I want to say that Bahman Gobadi is a genius. The children of a group of non-professional actors, mature yet innocent, in the real era, show the kindest emotions. The fire of war is ruthless, but human beings are inherently kind, which is the basis of survival and the hope of life. Regardless of how many achievements this film has won, although it has indeed won a number of awards, the shock it brings is the most direct and most real.
Among all the characters, the most eye-catching is a 15-year-old child named Satellite Sauron. He led a group of orphans living in a refugee camp on the border between Turkey and Iraq, and asked them to engage in landmine demolition work on the edge of life and death. The purpose is just to feed to fill the stomach. They dug up the mines buried on the border and sold them to the active arms market in the town, and even uglier, the satellite knew that these people could sell to the United Nations army, and then get paid a thousand times what he got. Satellite is looking forward to the arrival of the US military. Indeed, he also wants to set foot on the achievements that the United States brings to him by using its energy and business acumen. After he bought a large satellite dish, the elders of the tribe also respected him as a Technology representative, ask him to help them install too. Naturally he also pretended to have a few poor English words to show off what he heard Bush announce the attack on the news broadcast. "He said it's going to rain," the satellite said.
If the satellite is a force that describes American optimism as a powerful and irresistible force, Hengoff, who has just arrived at the refugee camp, is about his age and insists on Eastern mystique and fatalism. He lost his hands (and fortunately his teeth) to mine demolition. He said he could predict the future and proved that he could rescue the children in the truck. Traveling with him was the unforgettable beauty of his sister, Agrin, and Riga, their brother, who was supposedly just learning to walk, but blind, either on the backs of other older children or with them. A rope is tied around the ankle. Hengoff also had an amusing fight at first for what appeared to be a leadership battle with the satellites, and you could see a boy without hands slam his overconfident opponent with his professional headbutt. Later, because the satellite fell in love with Agrin, he often used his bicycle decorated with American style to take her around and tell the customs of this place.

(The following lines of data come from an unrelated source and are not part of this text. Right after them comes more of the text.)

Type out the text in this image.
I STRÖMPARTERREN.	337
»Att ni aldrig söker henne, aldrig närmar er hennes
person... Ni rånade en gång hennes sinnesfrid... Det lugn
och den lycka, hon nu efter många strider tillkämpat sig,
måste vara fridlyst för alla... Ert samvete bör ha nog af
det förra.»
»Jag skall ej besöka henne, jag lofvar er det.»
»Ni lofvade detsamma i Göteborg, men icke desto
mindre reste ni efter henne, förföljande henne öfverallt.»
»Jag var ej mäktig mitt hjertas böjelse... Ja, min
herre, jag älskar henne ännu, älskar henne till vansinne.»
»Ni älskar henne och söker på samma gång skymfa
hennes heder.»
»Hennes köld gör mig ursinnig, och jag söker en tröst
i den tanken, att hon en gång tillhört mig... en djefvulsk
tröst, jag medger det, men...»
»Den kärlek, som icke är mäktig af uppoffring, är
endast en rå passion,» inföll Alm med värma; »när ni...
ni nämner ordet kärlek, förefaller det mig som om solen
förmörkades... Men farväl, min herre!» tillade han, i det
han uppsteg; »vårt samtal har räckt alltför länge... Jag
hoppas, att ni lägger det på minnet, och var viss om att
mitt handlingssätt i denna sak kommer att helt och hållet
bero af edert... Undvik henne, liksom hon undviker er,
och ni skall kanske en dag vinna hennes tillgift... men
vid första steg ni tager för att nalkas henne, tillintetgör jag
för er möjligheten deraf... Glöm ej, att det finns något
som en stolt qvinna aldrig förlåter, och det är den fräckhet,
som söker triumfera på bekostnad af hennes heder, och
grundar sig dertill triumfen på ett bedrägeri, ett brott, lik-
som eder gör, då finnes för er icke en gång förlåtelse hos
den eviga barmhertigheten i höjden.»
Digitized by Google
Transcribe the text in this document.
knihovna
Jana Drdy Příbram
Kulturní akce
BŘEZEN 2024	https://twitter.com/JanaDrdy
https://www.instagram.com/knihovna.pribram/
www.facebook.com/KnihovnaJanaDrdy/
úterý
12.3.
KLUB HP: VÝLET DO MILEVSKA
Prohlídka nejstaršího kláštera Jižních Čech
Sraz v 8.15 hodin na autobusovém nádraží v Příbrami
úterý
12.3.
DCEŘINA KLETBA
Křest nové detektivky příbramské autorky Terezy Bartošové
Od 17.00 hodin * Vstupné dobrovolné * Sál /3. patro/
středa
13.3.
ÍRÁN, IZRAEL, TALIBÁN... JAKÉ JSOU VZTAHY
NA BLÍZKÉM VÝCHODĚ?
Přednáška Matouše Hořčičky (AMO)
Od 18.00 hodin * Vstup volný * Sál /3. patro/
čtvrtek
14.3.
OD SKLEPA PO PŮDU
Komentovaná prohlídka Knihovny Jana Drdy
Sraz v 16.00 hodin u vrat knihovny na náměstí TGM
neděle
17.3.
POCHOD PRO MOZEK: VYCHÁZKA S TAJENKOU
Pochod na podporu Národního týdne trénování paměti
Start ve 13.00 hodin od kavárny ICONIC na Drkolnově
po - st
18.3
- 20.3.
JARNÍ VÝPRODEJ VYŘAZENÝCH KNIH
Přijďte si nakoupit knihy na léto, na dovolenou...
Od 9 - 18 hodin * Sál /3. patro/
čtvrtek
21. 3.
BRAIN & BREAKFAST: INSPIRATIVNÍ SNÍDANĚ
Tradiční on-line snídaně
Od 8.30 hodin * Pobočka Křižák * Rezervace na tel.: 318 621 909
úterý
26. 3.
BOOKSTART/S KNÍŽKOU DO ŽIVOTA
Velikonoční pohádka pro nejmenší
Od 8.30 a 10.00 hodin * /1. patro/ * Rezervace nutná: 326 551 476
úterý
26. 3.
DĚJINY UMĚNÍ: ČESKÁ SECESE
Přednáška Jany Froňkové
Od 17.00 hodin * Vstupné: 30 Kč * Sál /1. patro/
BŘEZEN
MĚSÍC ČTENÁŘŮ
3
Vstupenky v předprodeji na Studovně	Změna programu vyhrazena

Gradually, we learn that Riga was actually born to Yaglin, who was raped by Iraqi soldiers, a shame that gradually made her despair and isolate the child or herself. Finally the U.S. military arrived. The eagerly anticipated satellite and the perceptive Hengoff announced the flyers that had been dropped from the helicopter that read, "Injustice, misfortune, and suffering will end, and we will take yours." Pain”, it is another moving display of American optimistic self-character, but at this moment the satellite has learned that the pain of war is not something that the US military can take away.
"The Turtle Can Fly" is a war movie from the perspective of a teenager, a drama, and I prefer to call it a cloth documentary, recording the most real war. Will the war really end in "We'll take your pain away"?
"Turtles Can Fly", as long as they are people, they should come to this class of blood and tears.